Naveena Luke, MD1, Navina Mohan, MD2, Jordan Axelrad, MD, MPH3 1Family Health Centers at NYU Langone, Brooklyn, NY; 2NYU Langone Hospital-Brooklyn, Brooklyn, NY; 3NYU Grossman School of Medicine, New York, NY
Introduction: Ketamine as a recreational hallucinogenic substance has grown increasingly popular and has sparse safety data regarding toxicity. There is also growing interest in its therapeutic efficacy for major depressive disorder, for which S-ketamine has been recently FDA-approved. Though ketamine use has been linked with urologic dysfunction, information is limited regarding its hepatotoxic and cholangiopathic effects. Here, we present a case of ketamine-induced cholangiopathy with severe obstructive uropathy.
Case Description/Methods: A previously healthy 23-year-old male presented to the hospital with fatigue, cachexia, and flank pain. He reported snorting ketamine twice daily for 6 months. Labs were significant for aspartate aminotransferase (AST) 516, alanine transaminase (ALT) 671, alkaline phosphatase (ALP) 1521, total bilirubin (TBili) 4.3, direct bilirubin (DBili) 3.5. The patient had a severe acute kidney injury (creatinine 5.56), hyperkalemia to 6.3, and hyponatremia to 108. His viral hepatitis panel was negative. Abdominal computerized tomography (CT) scan demonstrated severe bilateral hydroureteronephrosis and colonic distention secondary to renal obstruction. Abdominal ultrasound showed abnormal liver echotexture with linear hyperechoic tubular structures, and magnetic resonance cholangiopancreatography (MRCP) demonstrated fusiform dilatation of the common bile duct and intrahepatic biliary duct irregularity and no obstructing stone or lesion. After 30 days of abstinence from ketamine, liver function tests improved with AST 19, ALT 52, ALP 394, and Tbili and Dbili within normal limits.
Discussion: Ketamine is metabolized in the liver and excreted in bile and urine. The pathogenesis of ketamine-induced cholangiopathy has been hypothesized to be associated with direct hepatocyte damage as well as chronic smooth muscle stimulation around the bile ducts by the N-Methyl-D-aspartic acid receptor antagonist. This receptor activity may also precipitate cholangiopathy by dysregulating gallbladder motility. As seen here, findings and lab abnormalities typically resolve with cessation of ketamine use. In rare cases, however, there may be stricture formation requiring repeat MRCP and possible endoscopic retrograde cholangiopancreatography (ERCP).With ketamine’s success in mental health treatment, we can anticipate a surge of its use in the future; however, detailed toxicity data is imperative given the adverse effects in the hepatobiliary system.
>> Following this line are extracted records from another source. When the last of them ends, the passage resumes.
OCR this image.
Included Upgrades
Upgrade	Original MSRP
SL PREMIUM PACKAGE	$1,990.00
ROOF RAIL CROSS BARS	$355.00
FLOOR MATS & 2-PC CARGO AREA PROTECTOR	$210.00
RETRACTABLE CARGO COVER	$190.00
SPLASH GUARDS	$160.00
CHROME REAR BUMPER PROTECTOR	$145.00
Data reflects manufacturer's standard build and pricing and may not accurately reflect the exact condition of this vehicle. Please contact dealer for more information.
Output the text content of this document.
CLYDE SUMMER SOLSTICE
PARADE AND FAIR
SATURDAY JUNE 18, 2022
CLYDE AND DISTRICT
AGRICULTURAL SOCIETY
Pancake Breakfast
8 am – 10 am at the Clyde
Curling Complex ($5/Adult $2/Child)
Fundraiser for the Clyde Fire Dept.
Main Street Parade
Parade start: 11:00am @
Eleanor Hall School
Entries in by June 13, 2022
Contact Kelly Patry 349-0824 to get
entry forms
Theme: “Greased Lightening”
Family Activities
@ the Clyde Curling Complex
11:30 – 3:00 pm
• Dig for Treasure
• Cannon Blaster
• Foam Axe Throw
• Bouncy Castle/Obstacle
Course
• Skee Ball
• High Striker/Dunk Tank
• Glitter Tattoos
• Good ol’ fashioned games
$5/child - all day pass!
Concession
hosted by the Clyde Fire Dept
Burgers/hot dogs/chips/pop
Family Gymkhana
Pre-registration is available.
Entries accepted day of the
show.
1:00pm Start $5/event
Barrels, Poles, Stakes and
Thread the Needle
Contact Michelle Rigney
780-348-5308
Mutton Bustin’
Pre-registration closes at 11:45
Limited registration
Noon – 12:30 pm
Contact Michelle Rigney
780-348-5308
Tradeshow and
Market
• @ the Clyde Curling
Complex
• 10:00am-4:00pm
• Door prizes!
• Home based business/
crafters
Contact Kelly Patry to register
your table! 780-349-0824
Figure: Mild fusiform dilatation of the common bile duct, measuring up to 0.8 cm. No evidence of choledocholithiasis or obstructing lesion. Mild diffuse intrahepatic biliary duct irregularity, with alternating areas of beading and stricturing, without evidence of dominant stricture. Normal gallbladder.
Disclosures:
Naveena Luke indicated no relevant financial relationships.
Navina Mohan indicated no relevant financial relationships.
Jordan Axelrad: AbbVie – received consulting fees. Adiso – received consulting fees. BioFire Diagnostics – Consultant, Grant/Research Support. Bristol Myers Squibb – received consulting fees. Fresenius Kabi – received consulting fees. Janssen – received consulting fees. Pfizer – received consulting fees.
Naveena Luke, MD1, Navina Mohan, MD2, Jordan Axelrad, MD, MPH3. P2942 - A Case Report: Ketamine-Induced Cholangiopathy, ACG 2023 Annual Scientific Meeting Abstracts. Vancouver, BC, Canada: American College of Gastroenterology.